Comment 19 Andrew Johnson CLA 2022-04-11 03:38:37 EDT
The zip file is just a report of running the export HPROF which I think you are using to hide some of the sensitive information in the dump. You can't stop the generation of this report, but the report is quick once the new HPROF file has been exported.
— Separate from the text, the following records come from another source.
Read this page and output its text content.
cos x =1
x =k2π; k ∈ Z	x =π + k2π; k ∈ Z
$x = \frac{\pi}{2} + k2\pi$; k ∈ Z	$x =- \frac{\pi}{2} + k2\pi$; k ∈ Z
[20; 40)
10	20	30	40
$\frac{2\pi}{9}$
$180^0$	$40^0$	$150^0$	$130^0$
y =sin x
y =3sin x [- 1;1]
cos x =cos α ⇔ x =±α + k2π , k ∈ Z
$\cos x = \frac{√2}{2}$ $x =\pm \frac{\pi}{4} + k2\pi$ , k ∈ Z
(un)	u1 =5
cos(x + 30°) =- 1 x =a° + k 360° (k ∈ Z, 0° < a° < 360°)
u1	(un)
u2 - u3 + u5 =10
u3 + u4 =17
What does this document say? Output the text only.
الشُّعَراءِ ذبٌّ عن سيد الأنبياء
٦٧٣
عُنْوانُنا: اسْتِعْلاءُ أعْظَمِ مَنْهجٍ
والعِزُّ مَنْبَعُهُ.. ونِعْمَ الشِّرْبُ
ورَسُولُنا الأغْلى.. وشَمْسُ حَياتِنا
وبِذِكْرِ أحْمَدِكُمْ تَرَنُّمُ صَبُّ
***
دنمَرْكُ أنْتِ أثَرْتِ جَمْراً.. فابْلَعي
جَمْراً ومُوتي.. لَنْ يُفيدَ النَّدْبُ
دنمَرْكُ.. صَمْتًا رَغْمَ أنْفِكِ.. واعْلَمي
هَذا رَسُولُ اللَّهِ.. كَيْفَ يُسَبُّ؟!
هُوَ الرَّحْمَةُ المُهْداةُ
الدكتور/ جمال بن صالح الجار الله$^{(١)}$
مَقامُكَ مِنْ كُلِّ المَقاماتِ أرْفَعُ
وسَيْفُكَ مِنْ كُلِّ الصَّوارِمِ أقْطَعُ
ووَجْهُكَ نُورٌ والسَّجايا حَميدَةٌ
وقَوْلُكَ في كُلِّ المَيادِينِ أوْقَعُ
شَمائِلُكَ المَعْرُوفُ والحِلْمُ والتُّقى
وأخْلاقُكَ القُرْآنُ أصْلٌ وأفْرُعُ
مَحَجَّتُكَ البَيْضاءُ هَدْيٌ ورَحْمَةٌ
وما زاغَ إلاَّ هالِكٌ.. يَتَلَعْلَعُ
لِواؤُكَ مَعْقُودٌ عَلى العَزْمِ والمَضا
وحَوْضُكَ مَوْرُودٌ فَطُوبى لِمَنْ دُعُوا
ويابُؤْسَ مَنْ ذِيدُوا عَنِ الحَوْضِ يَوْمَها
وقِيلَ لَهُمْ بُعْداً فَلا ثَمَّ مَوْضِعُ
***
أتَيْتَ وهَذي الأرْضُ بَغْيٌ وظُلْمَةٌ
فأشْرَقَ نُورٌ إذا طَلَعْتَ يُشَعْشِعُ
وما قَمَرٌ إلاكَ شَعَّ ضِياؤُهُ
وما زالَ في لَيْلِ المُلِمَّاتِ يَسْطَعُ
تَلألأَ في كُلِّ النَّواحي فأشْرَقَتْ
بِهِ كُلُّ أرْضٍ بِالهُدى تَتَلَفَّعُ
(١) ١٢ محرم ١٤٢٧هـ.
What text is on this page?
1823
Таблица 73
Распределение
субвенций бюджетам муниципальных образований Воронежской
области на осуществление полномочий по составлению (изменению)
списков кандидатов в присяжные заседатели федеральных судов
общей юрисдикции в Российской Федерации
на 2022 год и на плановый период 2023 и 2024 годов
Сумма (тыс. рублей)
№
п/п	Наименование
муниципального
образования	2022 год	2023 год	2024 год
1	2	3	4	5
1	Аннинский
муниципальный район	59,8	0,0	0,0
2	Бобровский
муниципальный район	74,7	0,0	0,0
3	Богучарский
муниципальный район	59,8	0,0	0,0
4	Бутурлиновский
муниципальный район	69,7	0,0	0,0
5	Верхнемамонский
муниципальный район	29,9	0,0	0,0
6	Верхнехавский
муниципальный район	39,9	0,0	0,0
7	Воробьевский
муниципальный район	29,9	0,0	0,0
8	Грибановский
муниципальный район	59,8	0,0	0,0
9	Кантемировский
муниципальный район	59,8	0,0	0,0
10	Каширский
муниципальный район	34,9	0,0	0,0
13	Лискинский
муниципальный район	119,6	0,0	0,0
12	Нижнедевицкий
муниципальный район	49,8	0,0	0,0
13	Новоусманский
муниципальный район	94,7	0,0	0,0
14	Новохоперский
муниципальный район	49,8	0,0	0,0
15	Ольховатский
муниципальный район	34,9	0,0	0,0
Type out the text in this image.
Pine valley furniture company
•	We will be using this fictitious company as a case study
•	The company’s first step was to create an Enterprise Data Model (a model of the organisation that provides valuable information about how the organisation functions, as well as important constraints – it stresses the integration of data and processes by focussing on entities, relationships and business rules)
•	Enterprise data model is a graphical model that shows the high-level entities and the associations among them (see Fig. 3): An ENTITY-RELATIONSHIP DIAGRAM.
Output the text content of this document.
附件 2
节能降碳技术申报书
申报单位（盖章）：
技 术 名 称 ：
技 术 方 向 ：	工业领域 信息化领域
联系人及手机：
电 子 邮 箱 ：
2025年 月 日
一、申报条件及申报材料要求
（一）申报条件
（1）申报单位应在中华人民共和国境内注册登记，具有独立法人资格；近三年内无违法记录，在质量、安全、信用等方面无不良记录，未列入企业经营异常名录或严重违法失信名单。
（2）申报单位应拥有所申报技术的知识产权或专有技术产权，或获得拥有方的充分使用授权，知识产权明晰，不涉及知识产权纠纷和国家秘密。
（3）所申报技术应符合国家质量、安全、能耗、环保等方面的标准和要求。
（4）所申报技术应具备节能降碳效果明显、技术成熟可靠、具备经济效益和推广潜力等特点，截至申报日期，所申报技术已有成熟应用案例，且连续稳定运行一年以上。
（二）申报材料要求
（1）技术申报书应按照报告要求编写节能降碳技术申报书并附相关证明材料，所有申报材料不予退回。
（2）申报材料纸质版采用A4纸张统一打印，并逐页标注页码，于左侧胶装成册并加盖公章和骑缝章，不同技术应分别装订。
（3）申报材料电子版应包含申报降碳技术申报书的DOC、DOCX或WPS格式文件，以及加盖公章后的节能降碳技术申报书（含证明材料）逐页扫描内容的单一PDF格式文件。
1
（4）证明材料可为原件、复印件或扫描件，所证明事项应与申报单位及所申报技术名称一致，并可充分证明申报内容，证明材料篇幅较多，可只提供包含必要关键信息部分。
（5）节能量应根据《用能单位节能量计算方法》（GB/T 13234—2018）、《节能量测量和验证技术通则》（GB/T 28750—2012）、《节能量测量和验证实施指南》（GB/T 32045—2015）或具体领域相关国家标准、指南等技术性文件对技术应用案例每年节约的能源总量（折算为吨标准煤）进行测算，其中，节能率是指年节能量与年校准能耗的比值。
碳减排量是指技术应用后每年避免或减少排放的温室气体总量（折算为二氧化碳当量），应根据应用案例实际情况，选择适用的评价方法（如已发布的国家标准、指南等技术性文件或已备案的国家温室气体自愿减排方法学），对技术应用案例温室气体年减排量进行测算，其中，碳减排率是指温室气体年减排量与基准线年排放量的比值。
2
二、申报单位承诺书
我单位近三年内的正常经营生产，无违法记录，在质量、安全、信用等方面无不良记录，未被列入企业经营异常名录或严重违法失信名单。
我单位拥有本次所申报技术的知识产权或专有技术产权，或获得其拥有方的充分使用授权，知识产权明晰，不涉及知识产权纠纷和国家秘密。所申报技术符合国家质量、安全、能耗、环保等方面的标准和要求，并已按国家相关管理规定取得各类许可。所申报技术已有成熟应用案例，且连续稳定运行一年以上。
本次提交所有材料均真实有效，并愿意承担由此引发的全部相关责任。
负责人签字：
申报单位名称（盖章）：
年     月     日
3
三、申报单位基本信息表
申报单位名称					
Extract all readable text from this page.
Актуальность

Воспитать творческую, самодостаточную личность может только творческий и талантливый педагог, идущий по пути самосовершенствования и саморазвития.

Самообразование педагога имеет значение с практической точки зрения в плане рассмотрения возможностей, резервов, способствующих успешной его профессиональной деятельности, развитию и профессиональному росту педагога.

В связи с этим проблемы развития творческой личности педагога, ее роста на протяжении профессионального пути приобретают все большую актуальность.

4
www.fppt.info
Do try running the export HPROF command on the uncompressed HPROF, not the hprof.gz file, as that should be faster.
Comment 20 Andrew Johnson CLA 2022-07-08 09:56:10 EDT
I have some ideas to improve the performance of the Export HPROF

1. When all objects are exported, export by object ID (and so by address) and not by class. This
should have better locality reading the input HPROF, which is particularly important if compressed.
2. Don't read object fields / array elements when calculating the size of objects / segments, use 0 instead. 
This avoids unnecessary reads from the HPROF.
3.Buffer the gzip output stream.
Comment 21 Eclipse Genie CLA 2022-07-08 12:09:23 EDT
New Gerrit change created: https://git.eclipse.org/r/c/mat/org.eclipse.mat/+/194642
Comment 23 Andrew Johnson CLA 2022-07-08 12:36:54 EDT
I have made some changes to try to speed up ExportHPORF.
Please test a snapshot build to see if this helps: https://www.eclipse.org/mat/snapshotBuilds.php
Comment 24 Eclipse Genie CLA 2022-07-13 11:01:35 EDT
New Gerrit change created: https://git.eclipse.org/r/c/mat/org.eclipse.mat/+/194698
Comment 26 Svarnim Agarwal CLA 2022-10-21 22:36:13 EDT
Thank you for all the help. We were able to make it work by creating a stand-alone program which performs the anonymizing and calling that using our main code.
Comment 27 Andrew Johnson CLA 2022-11-02 05:19:21 EDT
I'll mark this as resolved as the reporter has a work-around and I have finished the changes I made to improve performance.